I Have Seen Longevity Naked and It Brought Me Some Surprises: Here I Tell You About Them
In 2002, in Madrid, the WHO made official a term that has had wonderful consequences in the lives of millions of people: active aging. With it, it reminds us of the importance of taking care of ourselves and gives us guidelines focused essentially on health and well-being. But aging well requires much more than taking care of the body, and to better understand how to achieve it I have decided to strip longevity bare and show you its essence. Below, I tell you what I discovered by doing so:
1. Biology matters less than you think
Although we still cannot be sure of the exact percentage that genetics has in our aging, almost all research places it between 20% and 50%. The rest of the influencing factors are a direct consequence of lifestyle habits and the environment. So it is important to dismantle many people’s favorite excuse: “it’s just that in my family everyone dies young,” because lifestyle is a stronger determinant of health than inheritance. Genetics loads the gun, but habits pull the trigger.
2. You need to have friends and give and receive their hugs
The longest study ever carried out on human happiness—the Harvard study, which has followed the same people for more than eighty years—reached a forceful conclusion: the most powerful predictor of longevity and well-being in old age is not cholesterol, nor the strength of your muscles, it is the quality of personal relationships. Maintaining active bonds reduces stress, strengthens cognitive health, increases resilience, and, above all, gives meaning to getting up in the morning.
3. Loneliness kills more than tobacco
Chronic loneliness shortens life expectancy as much as smoking 15 cigarettes a day, and it is linked to nearly one million deaths each year. A meta-analysis that included approximately 2.2 million people found that those who reported social isolation had a 30% greater risk of premature death from any cause, compared with people with more active social networks. In Spain, more than two million people over the age of 65 live alone, a figure expected to reach 6 million in the next decade. And yet, we still treat loneliness as an emotional problem, not as a public health problem.
4. The economy matters as much as medicine
Poverty kills more than alcohol, obesity, and hypertension. Financial stress is a disease that kills. Adults with low incomes die on average nine years earlier than their wealthier peers. Old age amplifies everything: health if you have resources and illness if you do not. Talking about aging without talking about the economy is talking about half the problem.
5. Leisure is not a luxury, it is a survival factor
And we are not talking only about exercising, which is indeed very good, but about having purposeful activities (volunteering, art, music, gardening, anything that generates in you a state of “flow”). Chronic boredom in old age is not free; it has a biological cost.
6. Legal autonomy is as vital as physical autonomy
Good longevity requires that we decide how we want to live if one day we cannot decide. Our legal system offers mechanisms to protect your autonomy in the event of a later incapacity: preventive power of attorney, self-guardianship, and the living will. Almost nobody uses them. In Spain, only 280,000 people have officially registered their living will or advance directives. Sixty percent of older adults do not know that this tool exists, and yet, when it is explained to them, 70% say they would use it.

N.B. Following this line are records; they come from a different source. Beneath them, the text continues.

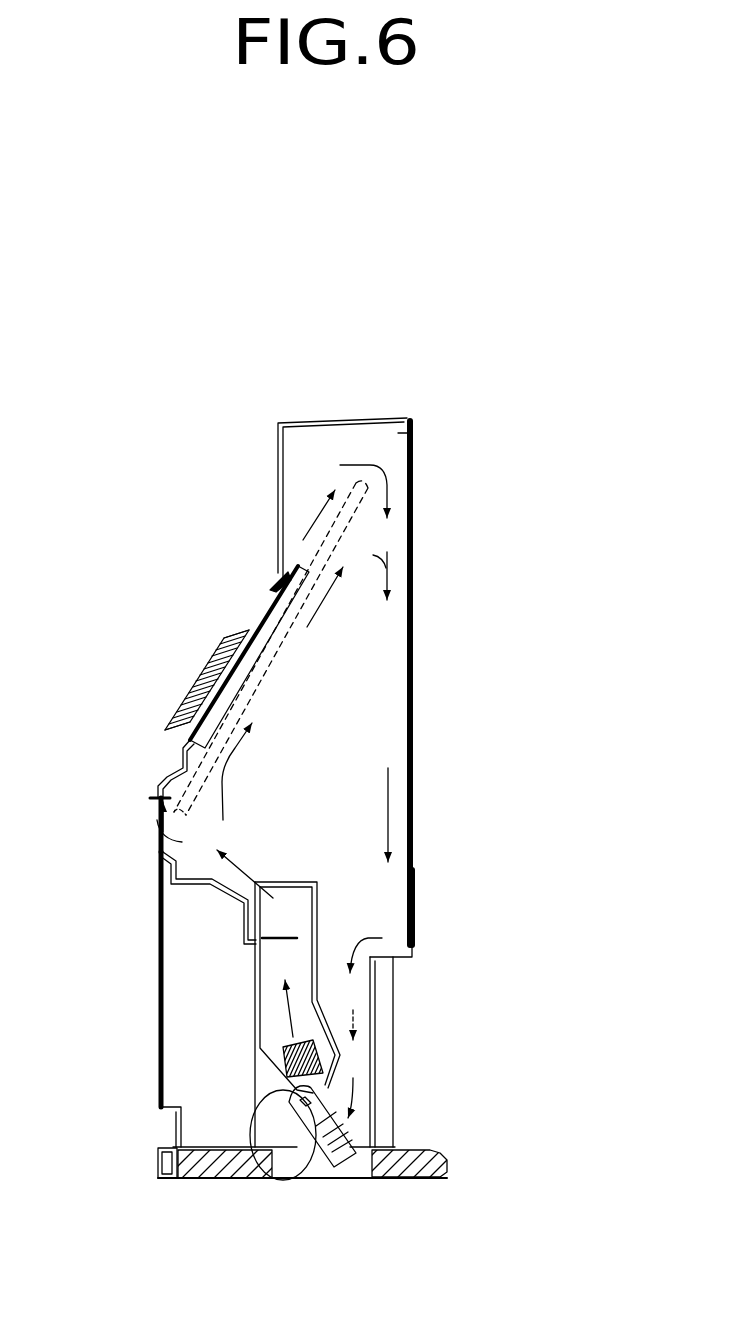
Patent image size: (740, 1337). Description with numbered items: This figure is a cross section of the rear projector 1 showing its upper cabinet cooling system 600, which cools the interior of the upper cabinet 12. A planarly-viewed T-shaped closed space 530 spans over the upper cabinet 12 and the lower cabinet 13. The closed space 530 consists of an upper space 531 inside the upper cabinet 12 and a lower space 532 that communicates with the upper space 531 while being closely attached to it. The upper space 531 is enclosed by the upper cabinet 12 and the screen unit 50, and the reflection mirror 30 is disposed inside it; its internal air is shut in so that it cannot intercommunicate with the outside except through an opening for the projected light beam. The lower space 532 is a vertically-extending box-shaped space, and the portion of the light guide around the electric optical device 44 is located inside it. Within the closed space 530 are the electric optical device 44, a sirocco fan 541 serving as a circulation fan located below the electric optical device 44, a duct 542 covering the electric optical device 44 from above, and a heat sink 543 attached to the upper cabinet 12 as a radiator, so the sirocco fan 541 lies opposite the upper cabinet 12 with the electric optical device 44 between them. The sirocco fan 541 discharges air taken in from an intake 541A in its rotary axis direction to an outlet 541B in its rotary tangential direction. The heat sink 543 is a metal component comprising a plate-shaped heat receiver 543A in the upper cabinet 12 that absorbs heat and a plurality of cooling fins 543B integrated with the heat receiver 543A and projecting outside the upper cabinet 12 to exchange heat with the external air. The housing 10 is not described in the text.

The rear projector 1 is at (418, 343).
The housing 10 is at (157, 838).
The upper cabinet 12 is at (155, 852).
The lower cabinet 13 is at (160, 1063).
The reflection mirror 30 is at (147, 825).
The electric optical device 44 is at (285, 1088).
The screen unit 50 is at (412, 638).
The closed space 530 is at (527, 875).
The upper space 531 is at (390, 903).
The lower space 532 is at (358, 990).
The sirocco fan 541 is at (347, 1150).
The intake 541A is at (340, 1123).
The outlet 541B is at (303, 1097).
The duct 542 is at (286, 880).
The heat sink 543 is at (262, 526).
The heat receiver 543A is at (260, 623).
The cooling fins 543B is at (233, 623).
The upper cabinet cooling system 600 is at (383, 485).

7. Curiosity and the desire to learn are the medicine for having good cognitive health
Sustained intellectual stimulation builds what neuroscientists call cognitive reserve: a kind of brain cushion that delays the appearance of degenerative symptoms. Learning something new after the age of 60 is not eccentricity, it is prevention.
8. The environment matters more than we imagine
Urban accessibility, air quality, the possibility of walking to the supermarket, good medical centers… these are basic pillars of longevity. The environment where we age is not just scenery. A population designed to promote longevity is not only condescending toward its older people; it is above all intelligent and is betting on a better future.
9. How you imagine yourself aging determines how you will age
People with a positive image of aging live longer and better than those who associate it only with decline and loss. It is not self-help positive thinking. It is that perception activates or inhibits behaviors of self-care, social connection, and the search for purpose. If you believe that aging is only deterioration, you are out of luck, because your prophecy will come true.
Learn to strip longevity bare in order to design your best future
These nine dimensions we have talked about have something in common: all of them are built before they are needed. A social network does not appear on its own at 75. Savings do not arise out of nowhere at 70. Legal autonomy does not activate if it has not been formalized. Purpose is not invented in a nursing home. Aging well is, to a great extent, a project. Not guaranteed, not linear, not free from blows of bad luck. But in the end, one of your main projects. And projects, to achieve success, need to start long before the last moment. It is your responsibility to understand what your best longevity depends on.